Come i cani possono aiutare i pazienti di pronto soccorso

Secondo la scienza, i cani possono migliorare il benessere dei pazienti del pronto soccorso e aiutarli a placare l’ansia e a superare il dolore

I cani da terapia in ospedale
I cani da terapia in ospedale

Gli amici a quattro zampe possono rivelarsi degli ottimi alleati (anche) quando si arriva in pronto soccorso. Una ricerca canadese, appena pubblicata sulla rivista scientifica PLOS ONE, ha provato che la presenza dei cani può avere effetti positivi sui pazienti, riducendo in maniera significativa la sofferenza fisica, aiutando il recupero psicologico post-intervento e limitando la comparsa di ansia e depressione.

Cosa fanno i cani da terapia
I ricercatori dell’Università del Saskatchewan hanno supervisionato gli ingressi in pronto soccorso del Royal University Hospital (RUH) di Saskatoon, in Canada. Alcuni dei pazienti, appena arrivati nella struttura sanitaria, hanno ricevuto una visita di 10 minuti da parte dei cani da terapia, addestrati per aiutare i degenti.
Secondo i risultati dello studio, il 48% dei malati che hanno beneficiato della visita dai cani ha dichiarato una riduzione dell’ansia legata alla situazione di emergenza, il 43% ha osservato una riduzione del dolore, il 46% si è sentito meno depresso e il 41% ha evidenziato un miglioramento sostanziale del benessere fisico e mentale sia prima che dopo l’intervento di pronto soccorso.
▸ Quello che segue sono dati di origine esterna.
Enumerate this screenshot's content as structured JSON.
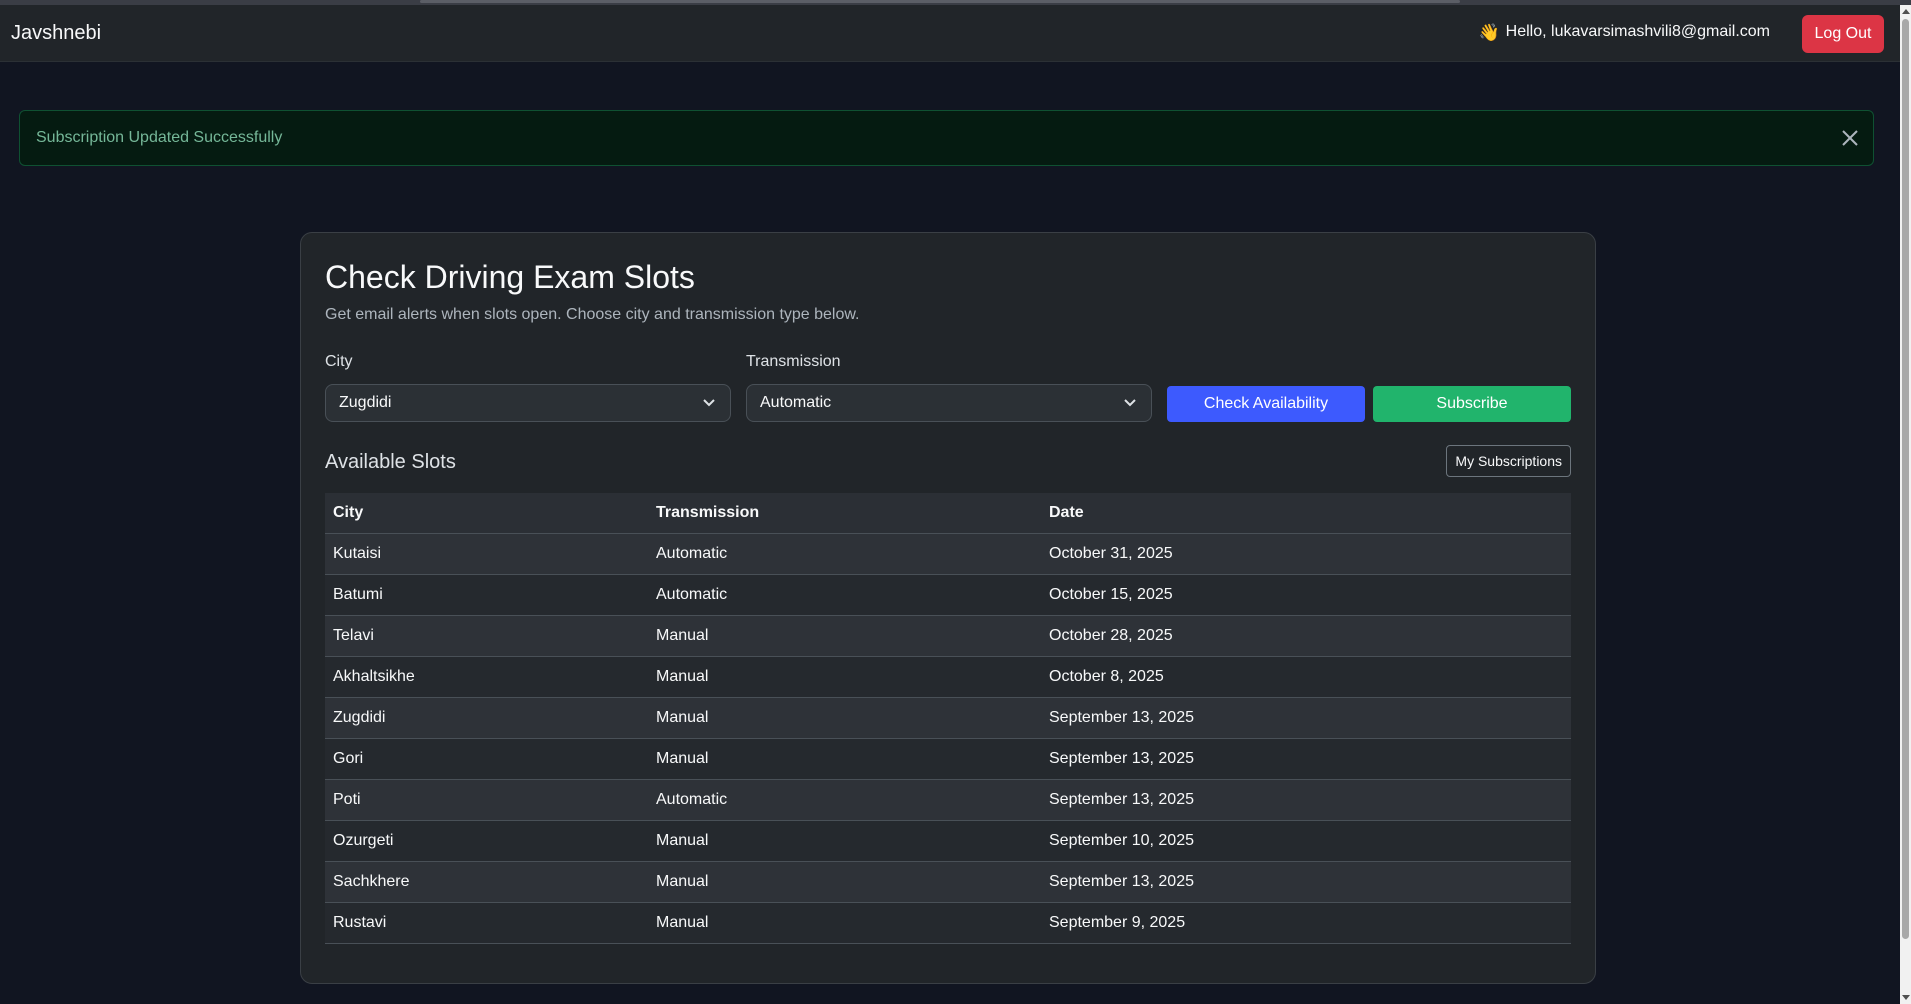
{
  "navbar": {
    "brand": "Javshnebi",
    "greeting": "Hello, lukavarsimashvili8@gmail.com",
    "logout_label": "Log Out"
  },
  "alert": {
    "message": "Subscription Updated Successfully"
  },
  "card": {
    "title": "Check Driving Exam Slots",
    "subtitle": "Get email alerts when slots open. Choose city and transmission type below.",
    "city_label": "City",
    "city_value": "Zugdidi",
    "transmission_label": "Transmission",
    "transmission_value": "Automatic",
    "check_label": "Check Availability",
    "subscribe_label": "Subscribe",
    "slots_title": "Available Slots",
    "my_subscriptions_label": "My Subscriptions"
  },
  "table": {
    "headers": [
      "City",
      "Transmission",
      "Date"
    ],
    "rows": [
      [
        "Kutaisi",
        "Automatic",
        "October 31, 2025"
      ],
      [
        "Batumi",
        "Automatic",
        "October 15, 2025"
      ],
      [
        "Telavi",
        "Manual",
        "October 28, 2025"
      ],
      [
        "Akhaltsikhe",
        "Manual",
        "October 8, 2025"
      ],
      [
        "Zugdidi",
        "Manual",
        "September 13, 2025"
      ],
      [
        "Gori",
        "Manual",
        "September 13, 2025"
      ],
      [
        "Poti",
        "Automatic",
        "September 13, 2025"
      ],
      [
        "Ozurgeti",
        "Manual",
        "September 10, 2025"
      ],
      [
        "Sachkhere",
        "Manual",
        "September 13, 2025"
      ],
      [
        "Rustavi",
        "Manual",
        "September 9, 2025"
      ]
    ]
  },
  "icons": {
    "greeting": "waving-hand-icon",
    "alert_close": "close-icon",
    "select": "chevron-down-icon"
  },
  "colors": {
    "logout": "#dc3545",
    "check": "#3d5afe",
    "subscribe": "#21b46c",
    "alert_text": "#75b798"
  }
}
Un valido aiuto per i pazienti
"I risultati di questo studio – si legge nelle conclusioni del paper dei ricercatori canadesi – dimostrano l’alto valore dei cani da terapia del pronto soccorso per ridurre la sofferenza dei pazienti, limitare le sensazioni di ansia e depressione che solitamente si avvertono nelle strutture sanitarie e favorire il recupero e il benessere".
Secondo il dottor James Stempien – medico di pronto soccorso e coautore della ricerca – “è necessario mettere in pratica qualsiasi espediente che possa migliorare l’esperienza del paziente e i cani da terapia sono uno degli strumenti più efficaci che abbiamo a disposizione”.